Which do you think would be most difficult?

I would probably bet that the MNR @ 70% 1RM with 1 minute of rest would be the most challenging. And sure enough I would only be partially correct. All the MNR sessions were significantly more difficult than the matched tonnage sessions (A & B), but they were not significantly difference from one another, suggesting that when training to failure, intensity is not the primary mediator of perceived fatigue. Conversely, during the matched tonnage workouts, the 70% 1RM was significantly more fatiguing than the 40% 1RM workout, suggesting that intensity is the primary mediator of fatigue when tonnage and rest time are held constant. There were also no significant differences between the RPE at 15 or 30 minutes post-workout (in fact they were the exact same).

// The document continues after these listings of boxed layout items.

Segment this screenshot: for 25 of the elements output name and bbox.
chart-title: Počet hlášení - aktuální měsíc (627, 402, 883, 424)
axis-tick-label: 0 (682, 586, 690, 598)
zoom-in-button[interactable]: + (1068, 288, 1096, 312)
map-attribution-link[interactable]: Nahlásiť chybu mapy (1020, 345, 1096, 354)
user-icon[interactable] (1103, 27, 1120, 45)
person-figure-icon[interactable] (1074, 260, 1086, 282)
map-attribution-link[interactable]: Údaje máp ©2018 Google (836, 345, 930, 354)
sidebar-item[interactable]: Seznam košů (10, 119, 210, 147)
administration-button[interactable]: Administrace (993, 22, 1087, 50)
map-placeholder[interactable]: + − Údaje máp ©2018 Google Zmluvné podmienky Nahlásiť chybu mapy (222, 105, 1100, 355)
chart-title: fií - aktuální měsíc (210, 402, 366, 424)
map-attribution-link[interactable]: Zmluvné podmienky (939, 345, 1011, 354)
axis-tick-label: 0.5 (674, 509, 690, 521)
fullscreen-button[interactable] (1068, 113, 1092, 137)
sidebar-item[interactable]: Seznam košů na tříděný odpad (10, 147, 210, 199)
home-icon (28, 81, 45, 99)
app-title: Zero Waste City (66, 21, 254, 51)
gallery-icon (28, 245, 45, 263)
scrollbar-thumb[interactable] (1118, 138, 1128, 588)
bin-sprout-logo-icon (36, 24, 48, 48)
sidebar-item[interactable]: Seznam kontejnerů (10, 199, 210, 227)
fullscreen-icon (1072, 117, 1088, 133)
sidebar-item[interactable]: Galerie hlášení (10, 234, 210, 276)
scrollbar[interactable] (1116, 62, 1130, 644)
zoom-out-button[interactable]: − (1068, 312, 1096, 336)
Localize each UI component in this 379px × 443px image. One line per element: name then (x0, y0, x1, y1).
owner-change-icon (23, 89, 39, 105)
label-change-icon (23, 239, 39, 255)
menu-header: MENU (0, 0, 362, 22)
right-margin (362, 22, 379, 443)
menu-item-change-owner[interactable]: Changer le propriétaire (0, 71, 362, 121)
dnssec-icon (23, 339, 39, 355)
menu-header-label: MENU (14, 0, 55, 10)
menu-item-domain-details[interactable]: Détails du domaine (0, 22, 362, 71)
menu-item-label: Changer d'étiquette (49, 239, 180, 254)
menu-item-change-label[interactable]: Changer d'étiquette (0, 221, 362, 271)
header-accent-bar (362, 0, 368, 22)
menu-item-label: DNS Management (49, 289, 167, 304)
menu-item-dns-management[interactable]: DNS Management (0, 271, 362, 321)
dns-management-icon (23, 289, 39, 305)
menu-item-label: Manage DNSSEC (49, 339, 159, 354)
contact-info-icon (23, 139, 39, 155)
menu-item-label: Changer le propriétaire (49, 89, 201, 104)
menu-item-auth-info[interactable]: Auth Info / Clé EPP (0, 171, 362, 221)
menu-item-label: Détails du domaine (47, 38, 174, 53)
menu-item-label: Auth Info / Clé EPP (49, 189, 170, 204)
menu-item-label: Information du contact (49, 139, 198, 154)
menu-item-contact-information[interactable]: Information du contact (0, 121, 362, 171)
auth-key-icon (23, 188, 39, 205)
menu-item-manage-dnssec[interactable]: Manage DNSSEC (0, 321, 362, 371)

Session C had the shortest session duration at 42 minutes, compared to 50-70 minutes in the other sessions. This also led to session C having the greatest work rate (tonnage/minute), and this variable was the only one found to be related to the RPE during the MNR sessions. On the other hand, intensity, repetitions, time under load, and session duration had significant associations during the matched tonnage sessions.


When training to failure, fatigue is only dependent on the work rate – how much weight you move in a given time. This does not mean that the physiological response and muscular adaptations would be equivalent; it only means that this variable will affect how difficult the session is perceived to be.

When training with more boundaries, such as when using the double-progressive overload method of progression, a greater intensity increases, while a greater number of repetition, time under load, and session duration reduces perceived exertion. But wait, how can more reps and co. make the workout seem easier? Remember that none of these variables exist in a vacuum; if you increase your repetitions and time under load then your intensity will have to be reduced and vice-versa. Also, for clarification, the double-progressive method basically means that if you were doing 3 sets of 8 reps, you would stop at 8 reps on every set even if you could do more, and once you were able to do 3 sets of 8 with a given weight, you would increase the weight and repeat in future sessions.